Future EVs could also provide peak power to the grid in what is referred to as V2G or Vehicle to Grid if the battery chemistry advances to handle the additional cycles. Instead of just stopping usage, the EV could actually reduce peak loads by giving power back. There are programs currently testing V2G capabilities. Though current battery cycles do not make this a desirable option to all EV drivers at this time, this could possibly change in a decade as battery chemistry advances.
Now a bit more about solar. Currently the most amicable relationship between solar providers and the utility companies is net metering. It is a basic concept where the power company buys and sells to solar generators at the same rate. This will always be the best practice for solar generators. That is of course unless utilities and politicians fight against this and other renewable credits. Also remember now that 1-in-3 EV drivers are also solar adopters. If adopters of both of these technologies are penalized then they will most likely have no desire to help the grid and use their EV, or old EV battery, or future solar storage devices for their solar arrays.
So now let us look at an alternate possible future model. In this alternate scenario, the solar/EV driver adds battery storage at home and stores the excess solar energy that would have been distributed to their neighbor. The drivers draw on the grid by day and do not offset with additional solar power, thus increasing the load on the grid. When the driver returns home, they use their stored power to charge their EV. The future grid does not benefit from buffering fluctuations.
The future grid does not benefit from peak load demands and utility companies do not gain future revenue from night time EV charging. This is not the best answer for solar/EV owners or the utility company or other electrical customers.
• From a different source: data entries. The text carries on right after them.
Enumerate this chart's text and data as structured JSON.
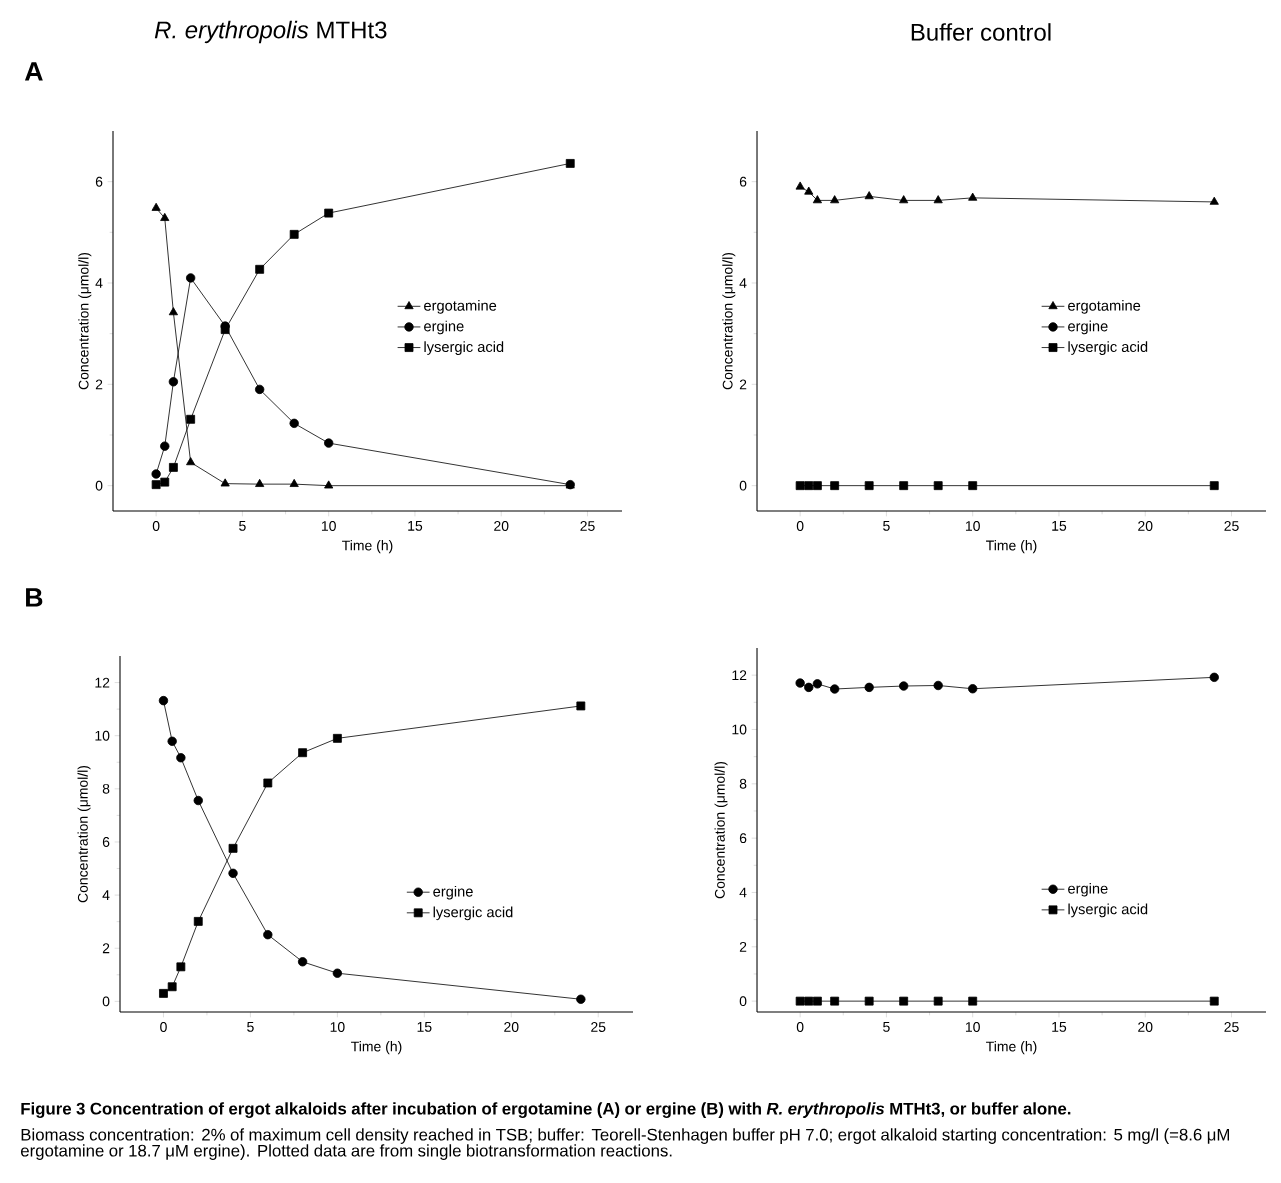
{
  "chart_data": [
    {
      "type": "line",
      "title": "*R. erythropolis* MTHt3",
      "xlabel": "Time (h)",
      "ylabel": "Concentration (μmol/l)",
      "x": [
        0,
        0.5,
        1,
        2,
        4,
        6,
        8,
        10,
        24
      ],
      "xlim": [
        -2.5,
        27
      ],
      "ylim": [
        -0.5,
        7
      ],
      "xticks": [
        0,
        5,
        10,
        15,
        20,
        25
      ],
      "yticks": [
        0,
        2,
        4,
        6
      ],
      "legend": "right",
      "line_style": "solid",
      "series": [
        {
          "name": "ergotamine",
          "color": "#000000",
          "marker": "triangle",
          "values": [
            5.48,
            5.28,
            3.42,
            0.46,
            0.04,
            0.03,
            0.03,
            0.0,
            0.0
          ]
        },
        {
          "name": "ergine",
          "color": "#000000",
          "marker": "circle",
          "values": [
            0.23,
            0.78,
            2.05,
            4.1,
            3.15,
            1.9,
            1.23,
            0.84,
            0.02
          ]
        },
        {
          "name": "lysergic acid",
          "color": "#000000",
          "marker": "square",
          "values": [
            0.02,
            0.07,
            0.36,
            1.31,
            3.08,
            4.27,
            4.96,
            5.38,
            6.36
          ]
        }
      ],
      "annotations": [
        "A",
        "Figure 3 Concentration of ergot alkaloids after incubation of ergotamine (A) or ergine (B) with *R. erythropolis* MTHt3, or buffer alone.",
        "Biomass concentration: 2% of maximum cell density reached in TSB; buffer: Teorell-Stenhagen buffer pH 7.0; ergot alkaloid starting concentration: 5 mg/l (=8.6 μM ergotamine or 18.7 μM ergine). Plotted data are from single biotransformation reactions."
      ]
    },
    {
      "type": "line",
      "title": "Buffer control",
      "xlabel": "Time (h)",
      "ylabel": "Concentration (μmol/l)",
      "x": [
        0,
        0.5,
        1,
        2,
        4,
        6,
        8,
        10,
        24
      ],
      "xlim": [
        -2.5,
        27
      ],
      "ylim": [
        -0.5,
        7
      ],
      "xticks": [
        0,
        5,
        10,
        15,
        20,
        25
      ],
      "yticks": [
        0,
        2,
        4,
        6
      ],
      "legend": "right",
      "line_style": "solid",
      "series": [
        {
          "name": "ergotamine",
          "color": "#000000",
          "marker": "triangle",
          "values": [
            5.9,
            5.8,
            5.63,
            5.63,
            5.71,
            5.63,
            5.63,
            5.68,
            5.6
          ]
        },
        {
          "name": "ergine",
          "color": "#000000",
          "marker": "circle",
          "values": [
            null,
            null,
            null,
            null,
            null,
            null,
            null,
            null,
            null
          ]
        },
        {
          "name": "lysergic acid",
          "color": "#000000",
          "marker": "square",
          "values": [
            0,
            0,
            0,
            0,
            0,
            0,
            0,
            0,
            0
          ]
        }
      ]
    },
    {
      "type": "line",
      "xlabel": "Time (h)",
      "ylabel": "Concentration (μmol/l)",
      "x": [
        0,
        0.5,
        1,
        2,
        4,
        6,
        8,
        10,
        24
      ],
      "xlim": [
        -2.5,
        27
      ],
      "ylim": [
        -0.4,
        13
      ],
      "xticks": [
        0,
        5,
        10,
        15,
        20,
        25
      ],
      "yticks": [
        0,
        2,
        4,
        6,
        8,
        10,
        12
      ],
      "legend": "bottom right",
      "line_style": "solid",
      "series": [
        {
          "name": "ergine",
          "color": "#000000",
          "marker": "circle",
          "values": [
            11.32,
            9.79,
            9.17,
            7.56,
            4.82,
            2.51,
            1.49,
            1.06,
            0.08
          ]
        },
        {
          "name": "lysergic acid",
          "color": "#000000",
          "marker": "square",
          "values": [
            0.3,
            0.55,
            1.3,
            3.01,
            5.76,
            8.22,
            9.36,
            9.9,
            11.12
          ]
        }
      ],
      "annotations": [
        "B"
      ]
    },
    {
      "type": "line",
      "xlabel": "Time (h)",
      "ylabel": "Concentration (μmol/l)",
      "x": [
        0,
        0.5,
        1,
        2,
        4,
        6,
        8,
        10,
        24
      ],
      "xlim": [
        -2.5,
        27
      ],
      "ylim": [
        -0.4,
        13
      ],
      "xticks": [
        0,
        5,
        10,
        15,
        20,
        25
      ],
      "yticks": [
        0,
        2,
        4,
        6,
        8,
        10,
        12
      ],
      "legend": "bottom right",
      "line_style": "solid",
      "series": [
        {
          "name": "ergine",
          "color": "#000000",
          "marker": "circle",
          "values": [
            11.71,
            11.55,
            11.68,
            11.49,
            11.55,
            11.6,
            11.62,
            11.5,
            11.92
          ]
        },
        {
          "name": "lysergic acid",
          "color": "#000000",
          "marker": "square",
          "values": [
            0,
            0,
            0,
            0,
            0,
            0,
            0,
            0,
            0
          ]
        }
      ]
    }
  ]
}
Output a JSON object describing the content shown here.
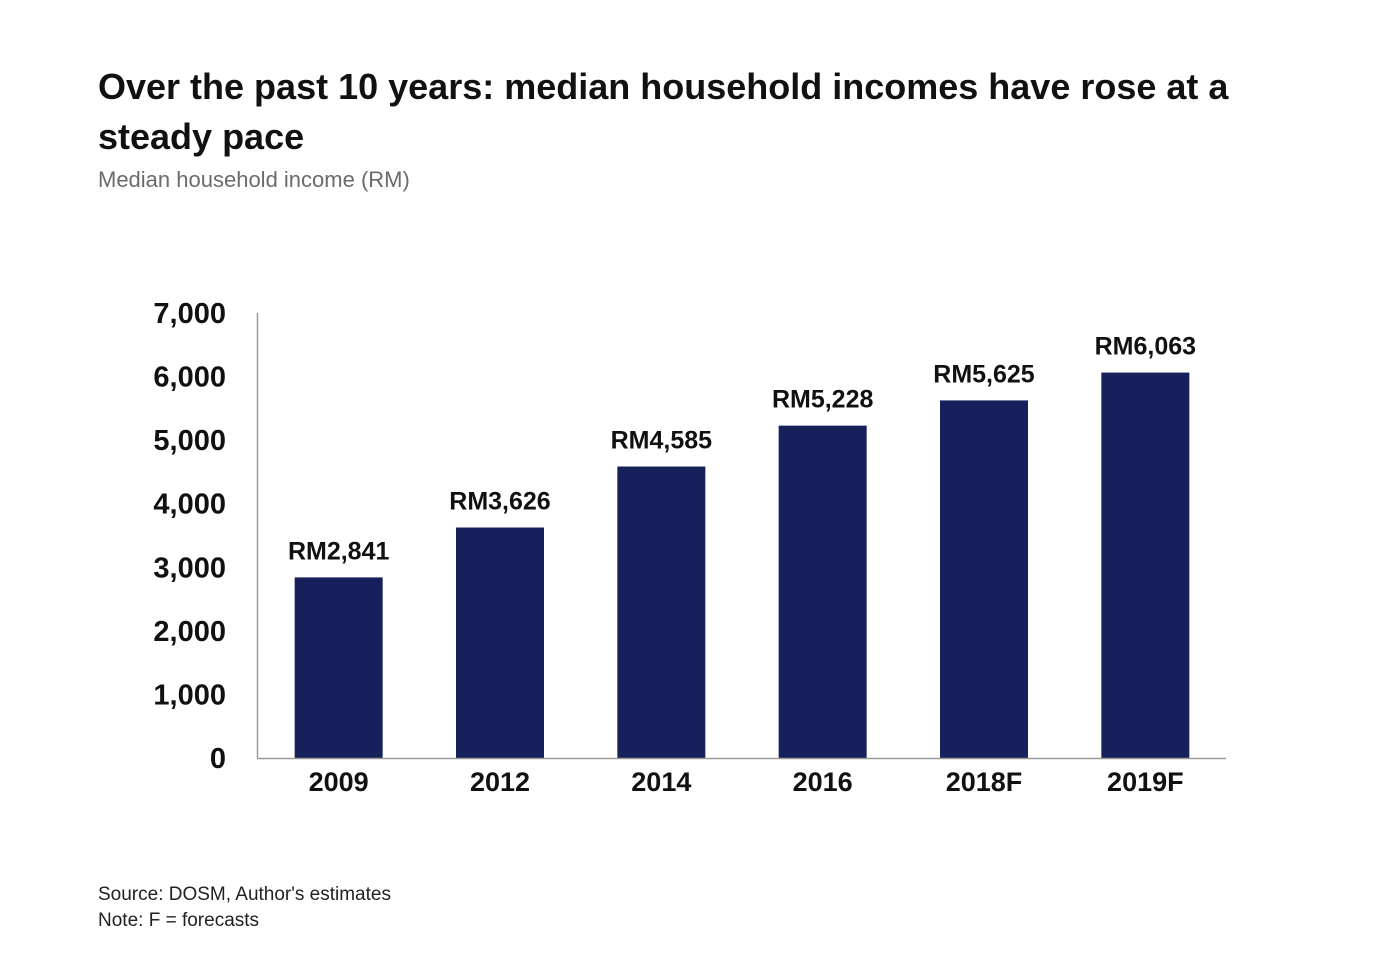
{
  "title": "Over the past 10 years: median household incomes have rose at a steady pace",
  "subtitle": "Median household income (RM)",
  "footer": {
    "source": "Source: DOSM, Author's estimates",
    "note": "Note: F = forecasts"
  },
  "chart_data": {
    "type": "bar",
    "title": "Over the past 10 years: median household incomes have rose at a steady pace",
    "subtitle": "Median household income (RM)",
    "categories": [
      "2009",
      "2012",
      "2014",
      "2016",
      "2018F",
      "2019F"
    ],
    "values": [
      2841,
      3626,
      4585,
      5228,
      5625,
      6063
    ],
    "data_labels": [
      "RM2,841",
      "RM3,626",
      "RM4,585",
      "RM5,228",
      "RM5,625",
      "RM6,063"
    ],
    "y_ticks": [
      "0",
      "1,000",
      "2,000",
      "3,000",
      "4,000",
      "5,000",
      "6,000",
      "7,000"
    ],
    "y_tick_values": [
      0,
      1000,
      2000,
      3000,
      4000,
      5000,
      6000,
      7000
    ],
    "ylim": [
      0,
      7000
    ],
    "grid": false,
    "legend": "none",
    "bar_color": "#16215b",
    "axis_color": "#9a9a9a"
  }
}
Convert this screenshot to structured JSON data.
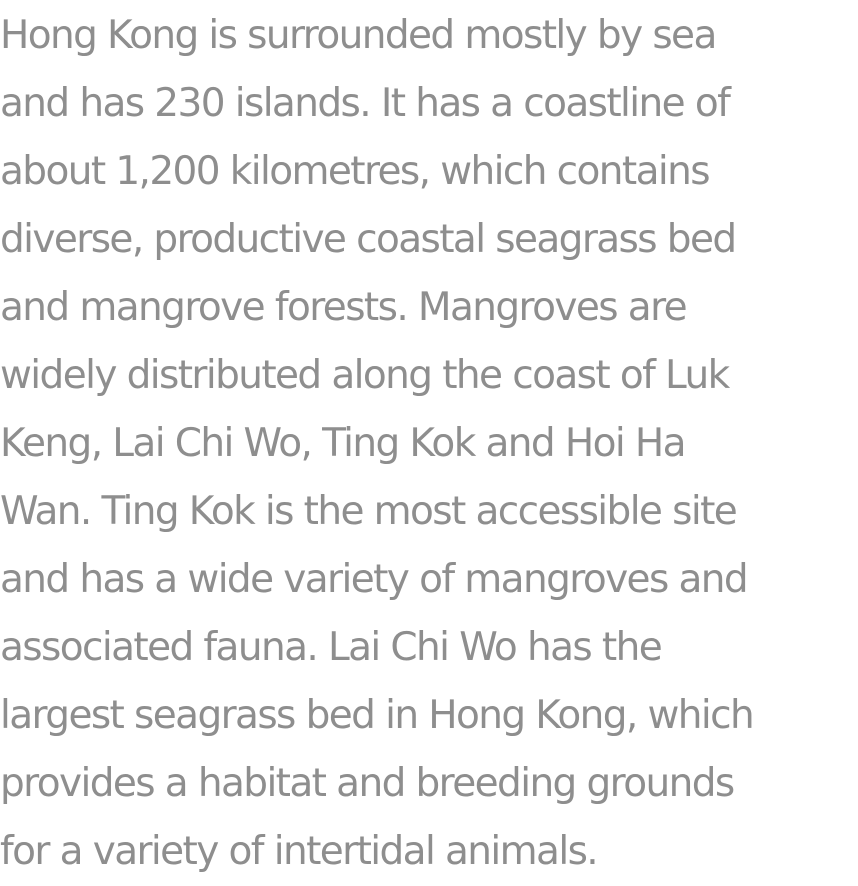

The best answer will be the symbiotic relationship with the utility where solar generators benefit during the day by distributing excess power to their neighbors and utility companies benefit by night with additional revenues, power buffering and probable peak load offsets.
So when someone tells you they need to charge you more for the solar revenue lost by day ask them about the extra EV revenue generated by night. The point being that these two technologies ultimately go together to form a portion of the new energy model. Some progressive utility companies already offer net metering and have the wisdom to see this dual evolving business model. Let us hope that this trend continues.